The exhibition title, culled from the REM song reflects the significance of a double meaning: A - of an apocalypse - the subject of much art making in our time and perhaps something that has become a bit over used and softened by Hollywood’s High Def version. B - the more complex issue of the changing world - the end as we know it and a past that will never appear again. For example, technological aids mean we will never have a day of not knowing where someone is, how to get from A to B, stumbling on an impromptu good time whilst not constantly being on call. Perhaps not even knowing what time of day it is, where to go next, or what another 10 to 1000 people are doing simultaneously.
Depending on one’s age, we might remember such simpler analogue times, but these will never exist again. There are kids who will grow up having devices their entire lives, and will never have experienced this kind of reality.
This in a way, like revolution, forms a kind of apocalypse. Not the judgement day variety but there is a sense of the eradication of the past. Indeed the world now being closer to the edge than it has been in several decades, also mirrors this sentiment in real time. Although destruction of the planet is probably not imminent, in spite of the delirious heads of state playing schoolyard bully- the world events running parallel to this are changing our reality forever. Not to mention technological platforms.
Derek Mainella’s paintings, composed in digital space, when turned physical also convey a mediated reality; figures which represent various mutations, emblematic forms of a new or projected reality rising from said destruction.
Appropriately designed through the prod and swipe of a digital interface, then rendered ‘in the flesh’ on canvas, the notion of ‘drawing’ reappears in the act of transposition, then the traditional hand of the artist in the act of painting; while also usurping such tactile modernist elements as slices and color fields previously uncontaminated by a connection to any kind of human image.

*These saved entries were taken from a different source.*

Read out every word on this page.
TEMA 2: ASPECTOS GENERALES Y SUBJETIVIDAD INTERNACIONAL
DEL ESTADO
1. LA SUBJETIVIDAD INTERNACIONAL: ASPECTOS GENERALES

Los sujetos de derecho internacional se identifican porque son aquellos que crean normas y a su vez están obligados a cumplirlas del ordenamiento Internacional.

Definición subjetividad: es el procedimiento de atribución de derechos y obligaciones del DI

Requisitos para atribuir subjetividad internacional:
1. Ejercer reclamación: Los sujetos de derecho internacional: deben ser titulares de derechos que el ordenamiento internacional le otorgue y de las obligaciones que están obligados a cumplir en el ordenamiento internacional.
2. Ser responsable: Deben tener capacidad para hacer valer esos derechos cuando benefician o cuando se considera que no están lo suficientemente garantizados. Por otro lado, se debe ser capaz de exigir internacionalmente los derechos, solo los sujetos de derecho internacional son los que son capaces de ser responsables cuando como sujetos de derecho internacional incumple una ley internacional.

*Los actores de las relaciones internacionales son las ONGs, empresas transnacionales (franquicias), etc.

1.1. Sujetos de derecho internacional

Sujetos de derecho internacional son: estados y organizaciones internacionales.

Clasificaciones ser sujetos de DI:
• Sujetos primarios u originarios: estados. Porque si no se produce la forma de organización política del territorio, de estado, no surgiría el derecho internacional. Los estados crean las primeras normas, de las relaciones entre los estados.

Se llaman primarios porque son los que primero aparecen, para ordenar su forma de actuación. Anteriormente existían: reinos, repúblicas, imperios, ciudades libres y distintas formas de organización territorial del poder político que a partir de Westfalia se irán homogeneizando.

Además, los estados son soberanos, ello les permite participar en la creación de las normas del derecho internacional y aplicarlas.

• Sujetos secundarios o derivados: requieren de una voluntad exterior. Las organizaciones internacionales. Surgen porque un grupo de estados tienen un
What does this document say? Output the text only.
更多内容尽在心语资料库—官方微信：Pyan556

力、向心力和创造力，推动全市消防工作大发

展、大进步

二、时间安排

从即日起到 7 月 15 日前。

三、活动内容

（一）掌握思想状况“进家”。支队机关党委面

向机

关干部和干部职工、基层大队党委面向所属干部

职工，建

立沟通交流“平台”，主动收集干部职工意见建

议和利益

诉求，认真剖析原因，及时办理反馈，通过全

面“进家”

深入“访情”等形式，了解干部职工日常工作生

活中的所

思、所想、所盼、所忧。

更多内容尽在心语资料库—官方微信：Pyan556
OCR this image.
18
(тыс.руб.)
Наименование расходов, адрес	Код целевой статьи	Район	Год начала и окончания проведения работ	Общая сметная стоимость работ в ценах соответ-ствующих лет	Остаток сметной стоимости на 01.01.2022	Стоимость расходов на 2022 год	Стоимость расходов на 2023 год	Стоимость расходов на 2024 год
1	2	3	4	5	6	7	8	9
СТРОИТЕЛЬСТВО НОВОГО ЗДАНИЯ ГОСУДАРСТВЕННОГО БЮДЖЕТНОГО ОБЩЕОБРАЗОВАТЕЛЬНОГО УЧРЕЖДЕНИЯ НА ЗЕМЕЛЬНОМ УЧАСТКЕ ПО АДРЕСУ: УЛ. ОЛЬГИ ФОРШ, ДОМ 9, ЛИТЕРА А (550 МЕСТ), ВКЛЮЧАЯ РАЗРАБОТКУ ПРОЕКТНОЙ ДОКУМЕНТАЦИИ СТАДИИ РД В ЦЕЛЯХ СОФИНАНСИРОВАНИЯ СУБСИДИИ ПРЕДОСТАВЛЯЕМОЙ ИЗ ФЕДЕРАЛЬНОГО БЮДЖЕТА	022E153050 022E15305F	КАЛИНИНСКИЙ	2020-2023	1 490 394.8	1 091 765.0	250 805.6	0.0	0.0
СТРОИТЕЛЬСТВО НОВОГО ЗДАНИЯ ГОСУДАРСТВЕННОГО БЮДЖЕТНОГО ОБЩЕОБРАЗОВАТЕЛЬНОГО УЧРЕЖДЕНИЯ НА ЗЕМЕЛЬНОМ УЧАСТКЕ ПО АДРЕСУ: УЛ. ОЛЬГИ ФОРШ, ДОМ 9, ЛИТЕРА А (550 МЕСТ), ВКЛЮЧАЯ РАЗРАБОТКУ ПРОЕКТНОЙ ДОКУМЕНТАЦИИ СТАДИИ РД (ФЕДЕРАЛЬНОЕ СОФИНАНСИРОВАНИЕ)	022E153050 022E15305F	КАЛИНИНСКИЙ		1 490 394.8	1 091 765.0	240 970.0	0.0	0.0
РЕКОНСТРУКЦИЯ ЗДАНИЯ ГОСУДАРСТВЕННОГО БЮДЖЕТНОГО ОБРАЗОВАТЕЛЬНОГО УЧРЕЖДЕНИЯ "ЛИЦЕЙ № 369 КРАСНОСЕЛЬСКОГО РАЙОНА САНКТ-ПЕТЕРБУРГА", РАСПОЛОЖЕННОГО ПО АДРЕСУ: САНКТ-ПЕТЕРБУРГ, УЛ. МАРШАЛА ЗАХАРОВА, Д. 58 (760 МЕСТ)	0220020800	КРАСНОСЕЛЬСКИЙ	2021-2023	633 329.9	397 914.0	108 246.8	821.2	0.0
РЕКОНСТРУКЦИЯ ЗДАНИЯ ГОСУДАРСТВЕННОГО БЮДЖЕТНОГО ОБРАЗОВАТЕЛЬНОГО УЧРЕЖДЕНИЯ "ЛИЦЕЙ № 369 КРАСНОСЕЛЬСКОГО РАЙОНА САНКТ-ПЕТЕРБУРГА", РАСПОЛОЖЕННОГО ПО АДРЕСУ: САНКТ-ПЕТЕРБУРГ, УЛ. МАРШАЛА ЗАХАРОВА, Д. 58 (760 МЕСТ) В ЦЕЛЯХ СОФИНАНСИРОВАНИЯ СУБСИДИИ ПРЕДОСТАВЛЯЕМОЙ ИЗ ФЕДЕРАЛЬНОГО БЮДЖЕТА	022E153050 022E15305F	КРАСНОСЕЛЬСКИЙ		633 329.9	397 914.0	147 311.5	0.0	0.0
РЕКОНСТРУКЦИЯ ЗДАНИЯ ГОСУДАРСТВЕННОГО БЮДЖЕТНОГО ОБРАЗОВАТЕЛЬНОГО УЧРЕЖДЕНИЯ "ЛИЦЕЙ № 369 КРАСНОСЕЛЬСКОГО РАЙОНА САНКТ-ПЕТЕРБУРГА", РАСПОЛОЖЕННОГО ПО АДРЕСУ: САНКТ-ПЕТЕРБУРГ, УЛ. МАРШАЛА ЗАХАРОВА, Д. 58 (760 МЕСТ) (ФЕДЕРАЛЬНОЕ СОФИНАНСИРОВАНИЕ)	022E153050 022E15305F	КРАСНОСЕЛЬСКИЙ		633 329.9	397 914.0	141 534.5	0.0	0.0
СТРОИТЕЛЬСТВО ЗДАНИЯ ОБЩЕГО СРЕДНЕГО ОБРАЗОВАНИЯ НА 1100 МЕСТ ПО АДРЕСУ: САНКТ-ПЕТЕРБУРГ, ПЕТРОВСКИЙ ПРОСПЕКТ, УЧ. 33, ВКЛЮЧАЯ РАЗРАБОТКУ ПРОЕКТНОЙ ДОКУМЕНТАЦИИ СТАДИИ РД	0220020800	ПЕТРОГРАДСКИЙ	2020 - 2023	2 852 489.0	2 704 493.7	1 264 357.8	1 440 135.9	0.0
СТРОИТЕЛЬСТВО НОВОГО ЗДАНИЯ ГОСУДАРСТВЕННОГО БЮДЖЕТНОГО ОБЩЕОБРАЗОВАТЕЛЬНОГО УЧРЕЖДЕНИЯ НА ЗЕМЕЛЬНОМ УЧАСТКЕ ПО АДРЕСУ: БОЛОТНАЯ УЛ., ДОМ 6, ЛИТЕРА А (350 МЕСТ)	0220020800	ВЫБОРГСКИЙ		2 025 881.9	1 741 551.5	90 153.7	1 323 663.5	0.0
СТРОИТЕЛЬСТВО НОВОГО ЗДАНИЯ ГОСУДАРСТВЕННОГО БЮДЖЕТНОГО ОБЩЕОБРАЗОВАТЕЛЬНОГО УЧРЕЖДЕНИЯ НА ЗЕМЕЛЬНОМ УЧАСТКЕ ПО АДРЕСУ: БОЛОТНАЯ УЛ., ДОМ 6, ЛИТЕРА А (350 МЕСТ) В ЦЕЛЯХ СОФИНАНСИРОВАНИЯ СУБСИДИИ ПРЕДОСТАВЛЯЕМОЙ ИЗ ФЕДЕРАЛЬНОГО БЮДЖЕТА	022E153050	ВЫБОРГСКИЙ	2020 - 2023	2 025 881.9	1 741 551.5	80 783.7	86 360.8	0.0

In Mainella’s paintings we see figures engaged in an inner world as both reaction to overwhelming changes or an escape from it. Mirroring the piped in visual noise of modern life, Mainella channels disparate sources from classic cartoons, digital advertising, product placement, b movie kitch. Are we viewing a painterly take on our reality or an A.I representation of it, are these figures seemingly stoic disposition simply a method of control?